Paula empezó a manosear el sobre, pero le temblaban tanto los dedos que no pudo abrirlo. Antonio de Zúñiga la observaba con una mueca satisfecha en sus labios crueles; después de un buen rato, soltó un suspiro de fingida exasperación y se lo arrebató de las manos.


—Anda, déjame a mí.


De un solo movimiento, rasgó la solapa con sus dedos elegantes, en uno de los cuales relucía un pesado sello de oro, y sacó un fajo de fotografías que volvió a colocar sobre los muslos femeninos.


—¡Míralas!


Paula mantenía las pupilas clavadas en la mampara de separación, pero, al escuchar aquella nueva orden, no le quedó más remedio que bajar la vista. Empezó a pasar una fotografía detrás de otra y sus labios comenzaron a temblar. 


Había más de veinte y el tema era el mismo todo el rato: Pedro junto a una mujer rubia de aspecto frágil, pero de una belleza exquisita, Pedro abrazando a esa misma mujer, la mujer con los brazos en torno al cuello de Pedro, los labios de Pedro posados sobre la boca de la mujer…


Si no hubiera sido porque en la muñeca masculina se apreciaba a la perfección el reloj Hublot que ella le había regalado el día de su boda, Paula habría pensado que las fotografías eran de hacía tiempo.

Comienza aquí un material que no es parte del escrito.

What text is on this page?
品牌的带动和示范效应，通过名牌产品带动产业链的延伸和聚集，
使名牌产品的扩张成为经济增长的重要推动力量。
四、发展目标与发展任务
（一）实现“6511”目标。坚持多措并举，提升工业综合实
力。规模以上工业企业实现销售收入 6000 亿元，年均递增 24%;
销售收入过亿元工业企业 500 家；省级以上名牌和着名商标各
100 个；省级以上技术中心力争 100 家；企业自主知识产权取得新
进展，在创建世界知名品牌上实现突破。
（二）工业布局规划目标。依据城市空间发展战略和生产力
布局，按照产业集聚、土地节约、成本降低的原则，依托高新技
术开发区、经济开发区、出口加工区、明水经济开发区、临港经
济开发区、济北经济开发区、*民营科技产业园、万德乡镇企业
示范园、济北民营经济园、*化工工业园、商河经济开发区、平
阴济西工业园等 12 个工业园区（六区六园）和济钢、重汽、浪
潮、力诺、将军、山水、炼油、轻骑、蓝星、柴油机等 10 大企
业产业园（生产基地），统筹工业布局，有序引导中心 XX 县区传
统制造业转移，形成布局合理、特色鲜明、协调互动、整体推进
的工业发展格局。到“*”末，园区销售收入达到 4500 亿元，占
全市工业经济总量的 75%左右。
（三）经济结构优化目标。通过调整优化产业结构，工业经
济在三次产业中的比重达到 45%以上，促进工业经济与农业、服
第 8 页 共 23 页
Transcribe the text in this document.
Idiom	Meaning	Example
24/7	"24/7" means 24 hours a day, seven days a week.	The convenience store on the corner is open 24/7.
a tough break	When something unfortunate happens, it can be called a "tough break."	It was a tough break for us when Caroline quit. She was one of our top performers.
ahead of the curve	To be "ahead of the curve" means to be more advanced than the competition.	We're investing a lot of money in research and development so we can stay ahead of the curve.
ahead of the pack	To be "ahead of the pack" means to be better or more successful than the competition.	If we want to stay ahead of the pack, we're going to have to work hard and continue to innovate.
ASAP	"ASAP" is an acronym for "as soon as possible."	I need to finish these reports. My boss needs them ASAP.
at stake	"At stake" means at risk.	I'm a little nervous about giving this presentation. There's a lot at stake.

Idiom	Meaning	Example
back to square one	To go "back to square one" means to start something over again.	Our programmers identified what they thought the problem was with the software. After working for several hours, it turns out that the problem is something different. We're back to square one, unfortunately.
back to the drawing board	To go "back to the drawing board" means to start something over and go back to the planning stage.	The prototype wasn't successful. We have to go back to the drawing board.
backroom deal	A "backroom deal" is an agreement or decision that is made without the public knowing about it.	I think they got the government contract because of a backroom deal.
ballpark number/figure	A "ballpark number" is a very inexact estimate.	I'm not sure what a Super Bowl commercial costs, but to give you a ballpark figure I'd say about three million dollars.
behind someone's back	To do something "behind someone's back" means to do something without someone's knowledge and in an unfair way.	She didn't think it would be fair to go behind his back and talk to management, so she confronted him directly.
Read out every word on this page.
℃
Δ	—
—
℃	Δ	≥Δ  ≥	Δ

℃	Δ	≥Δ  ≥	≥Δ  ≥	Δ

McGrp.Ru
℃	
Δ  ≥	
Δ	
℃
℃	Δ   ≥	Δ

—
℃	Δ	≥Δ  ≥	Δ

De manera pausada, las repasó todas un par de veces; luego hizo un montón con ellas, las volvió a meter con cuidado en el sobre, y este, a su vez, dentro de su bolso y se volvió hacia la ventana con la mirada perdida en la tarde, fría, pero soleada, de aquel fatídico día de mediados de noviembre.


Unos minutos más tarde, Antonio de Zúñiga rompió el silencio.
—Si me hubieras elegido a mí, Paula, nada de esto hubiera ocurrido. Te quise desde el primer momento en que te vi al lado de Álvaro sobre la cubierta de aquel barco —confesó.


Ella volvió despacio la cabeza y clavó en él sus grandes ojos rasgados, secos por completo.


Incluso a un hombre de escasa empatía como Antonio de Zúñiga le alarmó aquella mirada, vacía por completo de toda emoción, y en ese instante supo, sin asomo de duda, que su venganza había sido un éxito absoluto.


—Y yo, desde el primer momento en que te vi, supe que eras un mal bicho y te odié con toda mi alma —afirmó con frialdad.


Al oír sus palabras, los ojos del marqués brillaron llenos de rabia y, sin poder controlar su furia, descargó una tremenda bofetada en la mejilla de Paula que la hizo salir despedida hacia atrás y golpearse con violencia contra el cristal de la ventanilla. Sin embargo, a pesar del dolor, ella se irguió de nuevo en el asiento, desafiante, y secándose con el dorso de la mano el hilillo de sangre que manaba de la comisura de su boca, le lanzó una mirada cargada de desprecio. Y entonces Antonio de Zúñiga, marqués de Aguilar, comprendió una cosa más:
Paula Chaves del Diego y Caballero de Alcántara ya no le temía.